Une seule chose paraît claire : l’Europe est divisée

Les critiques les plus féroces : chez les républicains et en Europe de l’Est.

  • On l’a dit, c’est surtout de l’autre côté de l’Atlantique – et particulièrement dans le camp républicain – que l’on a très mal digéré les propos de Macron. Avec en vitrine les mots on ne peut plus crus de Donald Trump : « Il a léché le cul de Xi Jinping ».
  • Mais en Europe aussi, certains responsables se sont désolidarisés des propos du président français. Principalement en Europe de l’Est, où le Premier ministre polonais Mateusz Morawieck a dénoncé une « erreur dramatique ».
    • “Vous ne pouvez pas protéger l’Ukraine aujourd’hui et demain en disant que Taïwan n’est pas votre affaire”, a-t-il notamment déploré.

La question : le gouvernement allemand sait-il vraiment ce qu’il veut ?

  • En Allemagne, il y a eu des mots très peu tendres dans le camp des chrétiens-démocrates de la CDU. Un député a notamment accusé Macron de « diviser et d’affaiblir l’Europe avec une rhétorique aussi naïve que dangereuse. »
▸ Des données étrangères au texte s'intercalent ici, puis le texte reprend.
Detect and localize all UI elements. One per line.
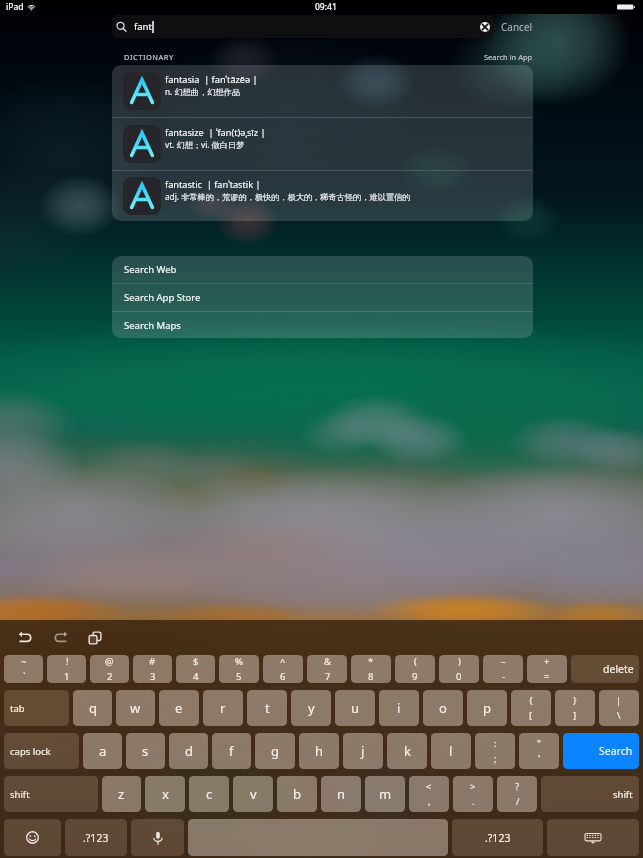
button[interactable]: – xyxy=(483,655,523,683)
button[interactable] xyxy=(131,819,184,856)
button[interactable]: s xyxy=(126,733,165,769)
button[interactable]: > xyxy=(453,776,493,812)
button[interactable]: p xyxy=(467,690,507,726)
button[interactable]: g xyxy=(255,733,295,769)
button[interactable]: t xyxy=(247,690,287,726)
button[interactable]: * xyxy=(351,655,391,683)
button[interactable]: .?123 xyxy=(452,819,543,856)
button[interactable]: Cancel xyxy=(497,15,537,38)
staticText: fantasize | ˈfan(t)əˌsīz | xyxy=(165,126,266,139)
staticText: shift xyxy=(10,788,30,801)
button[interactable]: { xyxy=(511,690,551,726)
button[interactable]: | xyxy=(599,690,639,726)
button[interactable]: ^ xyxy=(263,655,303,683)
button[interactable]: w xyxy=(116,690,155,726)
button[interactable]: v xyxy=(233,776,273,812)
button[interactable]: f xyxy=(212,733,251,769)
button[interactable]: l xyxy=(431,733,471,769)
button[interactable]: shift xyxy=(4,776,98,812)
button[interactable]: ) xyxy=(439,655,479,683)
staticText: j xyxy=(361,742,365,760)
button[interactable]: : xyxy=(475,733,515,769)
button[interactable]: n xyxy=(321,776,361,812)
staticText: 6 xyxy=(280,670,286,683)
button[interactable]: @ xyxy=(90,655,129,683)
staticText: { xyxy=(529,694,533,707)
staticText: m xyxy=(379,785,392,803)
button[interactable]: e xyxy=(159,690,199,726)
button[interactable]: " xyxy=(519,733,559,769)
button[interactable]: Search App Store xyxy=(112,284,533,311)
staticText: # xyxy=(149,655,156,668)
button[interactable]: b xyxy=(277,776,317,812)
staticText: 4 xyxy=(193,670,199,683)
button[interactable]: k xyxy=(387,733,427,769)
button[interactable]: r xyxy=(203,690,243,726)
staticText: ; xyxy=(494,752,497,765)
button[interactable]: h xyxy=(299,733,339,769)
staticText: | xyxy=(616,694,622,707)
button[interactable]: Undo xyxy=(18,630,33,645)
button[interactable]: u xyxy=(335,690,375,726)
button[interactable] xyxy=(188,819,448,856)
button[interactable]: i xyxy=(379,690,419,726)
button[interactable]: caps lock xyxy=(4,733,79,769)
button[interactable]: x xyxy=(145,776,185,812)
button[interactable]: & xyxy=(307,655,347,683)
staticText: y xyxy=(308,699,315,717)
staticText: 2 xyxy=(107,670,113,683)
button[interactable]: fantasize | ˈfan(t)əˌsīz | xyxy=(112,118,533,170)
button[interactable]: q xyxy=(73,690,112,726)
button[interactable]: ( xyxy=(395,655,435,683)
button[interactable]: % xyxy=(219,655,259,683)
button[interactable]: z xyxy=(102,776,141,812)
button[interactable]: ? xyxy=(497,776,537,812)
staticText: fantastic | fanˈtastik | xyxy=(165,178,261,191)
button[interactable]: ! xyxy=(47,655,86,683)
staticText: u xyxy=(351,699,360,717)
button[interactable]: o xyxy=(423,690,463,726)
staticText: 0 xyxy=(456,670,462,683)
button[interactable]: Paste xyxy=(88,631,102,645)
button[interactable]: Search xyxy=(563,733,639,769)
staticText: p xyxy=(483,699,491,717)
staticText: .?123 xyxy=(485,831,511,845)
staticText: $ xyxy=(193,655,199,668)
button[interactable]: ~ xyxy=(4,655,43,683)
button[interactable]: d xyxy=(169,733,208,769)
button[interactable]: fantastic | fanˈtastik | xyxy=(112,171,533,221)
staticText: f xyxy=(229,742,234,760)
button[interactable]: + xyxy=(527,655,567,683)
staticText: - xyxy=(502,670,506,683)
button[interactable]: delete xyxy=(571,655,639,683)
staticText: 09:41 xyxy=(315,1,337,13)
button[interactable]: Search Maps xyxy=(112,312,533,338)
button[interactable]: Clear search text xyxy=(480,22,490,32)
button[interactable]: .?123 xyxy=(65,819,127,856)
button[interactable] xyxy=(547,819,639,856)
button[interactable]: c xyxy=(189,776,229,812)
staticText: i xyxy=(397,699,401,717)
button[interactable]: $ xyxy=(176,655,215,683)
button[interactable]: Search Web xyxy=(112,256,533,283)
button[interactable]: < xyxy=(409,776,449,812)
button[interactable]: j xyxy=(343,733,383,769)
staticText: . xyxy=(472,795,475,808)
button[interactable]: Search in App xyxy=(484,52,533,62)
button[interactable]: fantasia | fanˈtāzēə | xyxy=(112,65,533,117)
button[interactable]: y xyxy=(291,690,331,726)
staticText: % xyxy=(235,655,243,668)
staticText: vt. 幻想；vi. 做白日梦 xyxy=(165,139,245,150)
button[interactable]: a xyxy=(83,733,122,769)
button[interactable] xyxy=(4,819,61,856)
staticText: Search in App xyxy=(484,52,533,62)
staticText: shift xyxy=(613,788,633,801)
button[interactable]: fant xyxy=(112,15,494,38)
button[interactable]: tab xyxy=(4,690,69,726)
button[interactable]: # xyxy=(133,655,172,683)
button[interactable]: } xyxy=(555,690,595,726)
button[interactable]: m xyxy=(365,776,405,812)
staticText: .?123 xyxy=(83,831,109,845)
button[interactable]: shift xyxy=(541,776,639,812)
button[interactable]: Redo xyxy=(53,630,68,645)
    • Mais la CDU, bien qu’elle soit la deuxième plus grande force politique du pays, est aujourd’hui dans l’opposition après plus de quinze ans de gouvernance avec Angela Merkel en tête de gondole.
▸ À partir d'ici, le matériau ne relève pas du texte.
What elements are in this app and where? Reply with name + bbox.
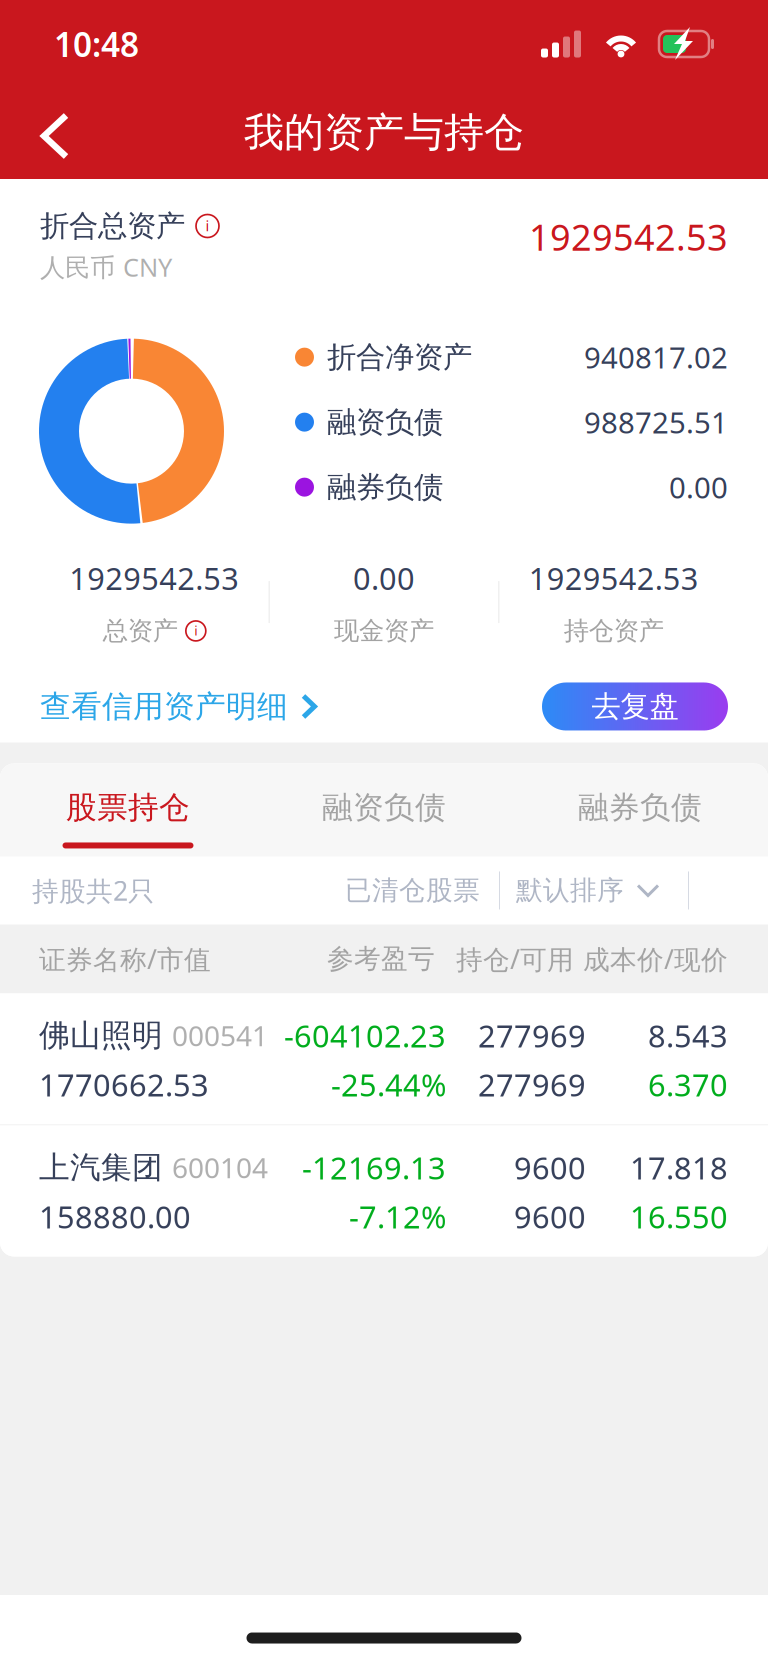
- staticText: 佛山照明: [39, 1017, 163, 1054]
- staticText: 成本价/现价: [583, 941, 728, 977]
- staticText: 折合总资产: [40, 208, 185, 244]
- button[interactable]: 查看信用资产明细: [40, 678, 317, 734]
- staticText: -25.44%: [331, 1064, 446, 1105]
- staticText: 0.00: [353, 558, 415, 598]
- staticText: 0.00: [669, 468, 728, 507]
- staticText: 1770662.53: [39, 1064, 209, 1105]
- staticText: i: [206, 216, 210, 235]
- staticText: 股票持仓: [66, 789, 190, 826]
- staticText: 000541: [172, 1017, 268, 1054]
- staticText: 10:48: [54, 22, 139, 66]
- staticText: 去复盘: [592, 688, 678, 724]
- staticText: 人民币 CNY: [40, 250, 172, 284]
- staticText: 总资产: [103, 615, 178, 646]
- staticText: 折合净资产: [327, 339, 472, 375]
- staticText: 158880.00: [39, 1196, 191, 1237]
- staticText: 融券负债: [327, 469, 443, 505]
- staticText: 277969: [478, 1064, 586, 1105]
- staticText: 1929542.53: [529, 213, 728, 261]
- staticText: 持仓资产: [564, 615, 664, 646]
- button[interactable]: 股票持仓: [0, 764, 256, 856]
- staticText: 现金资产: [334, 615, 434, 646]
- staticText: 1929542.53: [69, 558, 239, 598]
- staticText: 我的资产与持仓: [244, 108, 524, 157]
- staticText: 16.550: [630, 1196, 728, 1237]
- staticText: 默认排序: [516, 874, 624, 907]
- staticText: 17.818: [630, 1147, 728, 1188]
- staticText: 940817.02: [584, 338, 728, 377]
- button[interactable]: 去复盘: [542, 682, 728, 730]
- staticText: 上汽集团: [39, 1149, 163, 1186]
- button[interactable]: Back: [17, 99, 93, 173]
- staticText: 9600: [514, 1147, 586, 1188]
- staticText: 证券名称/市值: [39, 941, 211, 977]
- staticText: -12169.13: [302, 1147, 446, 1188]
- staticText: i: [194, 622, 197, 639]
- staticText: 6.370: [648, 1064, 728, 1105]
- button[interactable]: 融资负债: [256, 764, 512, 856]
- staticText: 600104: [172, 1149, 268, 1186]
- staticText: 查看信用资产明细: [40, 688, 288, 725]
- staticText: 已清仓股票: [345, 874, 480, 907]
- staticText: 融券负债: [578, 789, 702, 826]
- staticText: 9600: [514, 1196, 586, 1237]
- button[interactable]: 融券负债: [512, 764, 768, 856]
- staticText: 融资负债: [327, 404, 443, 440]
- staticText: 融资负债: [322, 789, 446, 826]
- staticText: 参考盈亏: [327, 943, 435, 975]
- button[interactable]: 默认排序: [516, 860, 660, 922]
- button[interactable]: 已清仓股票: [345, 860, 480, 922]
- staticText: 持仓/可用: [456, 941, 574, 977]
- staticText: -7.12%: [349, 1196, 446, 1237]
- button[interactable]: 上汽集团: [0, 1126, 768, 1256]
- staticText: 1929542.53: [529, 558, 699, 598]
- staticText: 988725.51: [584, 403, 728, 442]
- button[interactable]: 佛山照明: [0, 994, 768, 1124]
- staticText: 277969: [478, 1015, 586, 1056]
- staticText: 持股共2只: [32, 873, 155, 908]
- staticText: 8.543: [648, 1015, 728, 1056]
- staticText: -604102.23: [284, 1015, 446, 1056]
  • Quid du côté de la majorité, alors ? Une première flèche a été décochée par le député Metin Hakverdi, du SPD, le parti du chancelier Olaf Scholz.
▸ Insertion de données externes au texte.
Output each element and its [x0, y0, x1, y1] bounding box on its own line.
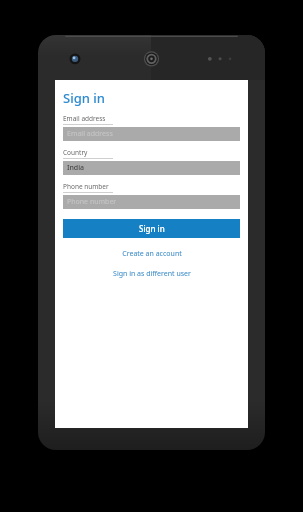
staticText: Email address [67, 129, 113, 139]
button[interactable]: Phone number [63, 195, 240, 209]
button[interactable]: Create an account [63, 248, 240, 260]
staticText: Sign in as different user [113, 269, 191, 279]
button[interactable]: Sign in as different user [63, 268, 240, 280]
staticText: Sign in [139, 223, 165, 234]
staticText: Email address [63, 114, 106, 123]
button[interactable]: Sign in [63, 219, 240, 238]
button[interactable]: India [63, 161, 240, 175]
staticText: India [67, 163, 85, 173]
staticText: Country [63, 148, 88, 157]
button[interactable]: Email address [63, 127, 240, 141]
staticText: Create an account [122, 249, 182, 259]
staticText: Sign in [63, 89, 105, 107]
staticText: Phone number [67, 197, 117, 207]
staticText: Phone number [63, 182, 109, 191]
    • « Macron recommence. Il s’exprime à Pékin sans aucune autorisation de l’UE. Il organisera alors certainement des garanties de sécurité pour l’Ukraine tout seul », a-t-il réagi, ajoutant qu’il s’agissait « d’une grave erreur pour l’Occident que de se laisser diviser dans ses relations avec Pékin. »
  • Son de cloche un peu moins vigoureux, mais somme toute similaire du côté du ministre de la Défense Boris Pistorius, lui aussi du SPD et premier membre du gouvernement à réagir publiquement sur le sujet.
    • « Nous n’avons jamais été en danger d’être ou de devenir un vassal des États-Unis », a-t-il assuré, en référence au fait que Macron a déclaré qu’être un « allié » ne voulait pas dire être un « vassal. »
    • « J’ai trouvé cette déclaration malheureuse », a ajouté Pistorius. « Cela ne nous aide pas de nous diviser ou de nous laisser diviser sur des positions différentes. À la fin, cela aide seulement la politique étrangère chinoise ».
  • Olaf Scholz n’a quant à lui pas encore commenté publiquement la polémique.
  • On notera que Baerbock n’est pas du même parti. Elle fait partie des Verts, la troisième force politique allemande.
  • Les libéraux du FDP, le troisième membre de la tripartite au pouvoir, sont quant à eux restés discrets sur le sujet.